We wrote plenty of resources last year leading up to our Winter of Colorwork KAL, so we'll use this time before and during the KAL as opportunities to share our tips and techniques for working each part of your colorwork project — choosing colors, swatching for stranded colorwork, and sweater construction (if you're working on a sweater), to name just a few. Members of the Brooklyn Tweed Team are also knitting along with Gudrun Johnston's Pascal Cardigan in Quarry (to be released next week with our Winter 19 collection), so our posts each week will be focused on working the parts of this project in particular. However, many of our tips, tricks, and suggested resources can still apply to whatever project you may be knitting — so feel free to participate with any pattern of your choice. (Tip: If you choose a project that involves steeking, such as the Pascal Cardigan, you can participate in Fringe Association's Steekalong, as well!) This week, we're covering choosing colors for stranded colorwork knitting, the best part after choosing your pattern. It's a wonderful opportunity to play — you can produce such a wide range of visual results from a single colorwork chart, depending on how you interact with your colors and especially when you have an eye toward the concepts of hue and value. We wrote a crash course on a few fundamental rules about color theory for stranded colorwork and how you can use this knowledge as a springboard in crafting your color palettes — click below to (re)read! We knit our Pascal samples in the following colorways, and as you can see, you can produce such a wide range of color stories — whether bold or muted, dark or light.
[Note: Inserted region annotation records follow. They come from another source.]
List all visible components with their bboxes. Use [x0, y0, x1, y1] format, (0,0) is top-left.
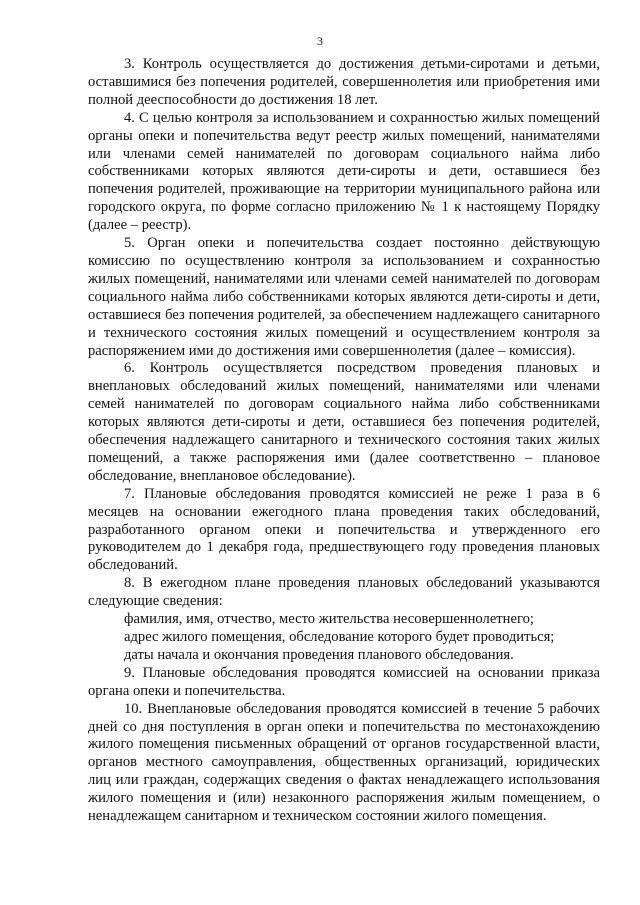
list-item-address: адрес жилого помещения, обследование которого будет проводиться; [124, 629, 555, 645]
document-body [88, 56, 600, 826]
paragraph-3: 3. Контроль осуществляется до достижения детьми-сиротами и детьми, оставшимися без попечения родителей, совершеннолетия или приобретения ими полной дееспособности до достижения 18 лет. [88, 56, 600, 108]
paragraph-7: 7. Плановые обследования проводятся комиссией не реже 1 раза в 6 месяцев на основании ежегодного плана проведения таких обследований, разработанного органом опеки и попечительства и утвержденного его руководителем до 1 декабря года, предшествующего году проведения плановых обследований. [88, 485, 600, 574]
paragraph-9: 9. Плановые обследования проводятся комиссией на основании приказа органа опеки и попечительства. [88, 664, 600, 699]
paragraph-10: 10. Внеплановые обследования проводятся комиссией в течение 5 рабочих дней со дня поступления в орган опеки и попечительства по местонахождению жилого помещения письменных обращений от органов государственной власти, органов местного самоуправления, общественных организаций, юридических лиц или граждан, содержащих сведения о фактах ненадлежащего использования жилого помещения и (или) незаконного распоряжения жилым помещением, о ненадлежащем санитарном и техническом состоянии жилого помещения. [88, 700, 600, 825]
list-item-dates: даты начала и окончания проведения планового обследования. [124, 646, 514, 663]
page-number: 3 [317, 34, 323, 48]
paragraph-4: 4. С целью контроля за использованием и сохранностью жилых помещений органы опеки и попечительства ведут реестр жилых помещений, нанимателями или членами семей нанимателей по договорам социального найма либо собственниками которых являются дети-сироты и дети, оставшиеся без попечения родителей, проживающие на территории муниципального района или городского округа, по форме согласно приложению № 1 к настоящему Порядку (далее – реестр). [88, 109, 600, 234]
list-item-fio: фамилия, имя, отчество, место жительства несовершеннолетнего; [124, 611, 534, 628]
paragraph-8: 8. В ежегодном плане проведения плановых обследований указываются следующие сведения: [88, 575, 600, 610]
paragraph-6: 6. Контроль осуществляется посредством проведения плановых и внеплановых обследований жилых помещений, нанимателями или членами семей нанимателей по договорам социального найма либо собственниками которых являются дети-сироты и дети, оставшиеся без попечения родителей, обеспечения надлежащего санитарного и технического состояния таких жилых помещений, а также распоряжения ими (далее соответственно – плановое обследование, внеплановое обследование). [88, 360, 600, 484]
paragraph-5: 5. Орган опеки и попечительства создает постоянно действующую комиссию по осуществлению контроля за использованием и сохранностью жилых помещений, нанимателями или членами семей нанимателей по договорам социального найма либо собственниками которых являются дети-сироты и дети, оставшиеся без попечения родителей, за обеспечением надлежащего санитарного и технического состояния жилых помещений и осуществлением контроля за распоряжением ими до достижения ими совершеннолетия (далее – комиссия). [88, 235, 600, 359]
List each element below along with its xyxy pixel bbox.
And if you're in need of more inspiration — Christina of the BT Team is knitting her Pascal in Slate (MC), Sandstone (C1), and Lazulite (C2). We used her swatches for our Steeking article — the motifs look quite a bit like a flock of sheep in this color combination! Jamie, on the other hand, is knitting her Pascal in Sandstone (MC), Flint (C1), and Garnet (C2). The bright and rich red of Garnet pops beautifully against Sandstone and Flint's neutral brown tones. So, now that you're armed with some color theory and (hopefully) plenty of inspiration — go forth and plan! If you're knitting Pascal, don't forget to download our Pascal Coloring Sheet to get your creative juices flowing. This is a great tool to test color placement before starting a swatch. As a supplement or alternative, you can also use the Compare Colors feature on all our yarn pages. [button link="https://www.brooklyntweed.com/wp-content/uploads/2018/12/pascal_coloring_sheet.pdf"]Download a Pascal Coloring Sheet [/button] Christina is particularly keen on helping people choose colors for their knitting, so if you have any questions or would like a recommendation for any colorwork project, leave a comment below with the pattern name and color family you prefer, and she'll be happy to help. (Tip: It'll make her day!) All right friends, it's time to hone your colorwork knitting skills! Next week we'll be talking about selecting a sweater size and swatching for colorwork, but until then you can read more about the Winter of Colorwork KAL and join the conversation in our Ravelry pre-chatter thread.


  • Christina,

    I’ve purchased both Fabiola and Pascal and now thinking through colors in stash and what I might need to pick up as CC colors.

    For Fabiola, I have enough Loft in Birdbook for MC, and then woodsmoke and blanketfort as options for CC…what do you think?

    For Pascal, I have enough Serpentine and Sandstone for MC, then one skein options of Lapis, Hematite, and Geode…could we make a combo with any of those?



    Glenna Eastwood on

  • Hi Carol,

    I think Geode and Moonstone will have less contrast, but I think you’re right that it will have a nice subtle look. Geode will show up against Moonstone in the background. There is a Pascal project on Ravelry using Moonstone as the Main Color, and Geode and Lazulite for the contrast colors. You can see it here, for an idea of how they will look together: https://www.ravelry.com/projects/mamamadeitfromyrn/pascal-2.

    Lazulite and Moonstone would also look great with Slate as a main color.

    I hope this helps! Let me know if you have any additional questions.

    All the best,

    Christina Rondepierre on

  • Christina,

    Thanks for the recommendation for Geode! I saw the lazulite and moonstone in person today and I can see why it’s such a good fit. I’m wondering if the lazulite and moonstone will look similar to the “flock of sheep” in the image above? If so, do you have another color suggestion?

    Thank you!

    Kathleen on

  • Hi Christina,

    I was in my lys today and looked at the colors available to knit Pascal. I have eight skeins of Slate and just need to pick the contrast colors. I liked Moonstone and Lazulite for a more contrasty look, but then I saw Geode and I really loved it. Would Geode and Moonstone be too low contrast to work for this pattern? I was thinking it would yield a more watercolor-y look, which would be more subtle, but would it be TOO subtle? What do you think


    Carol Perecman on

  • Hi Christina,

    I’m making the knitalong sweater for my sister whose school colors are black and gold. I was considering Obsidian (MC), Gypsum (C1), and Citrine (C2), but I’m not sure if Sulfur would be a better match since I want the yellow to pop but not clash. Does this sound like a good set or do you have other recommendations?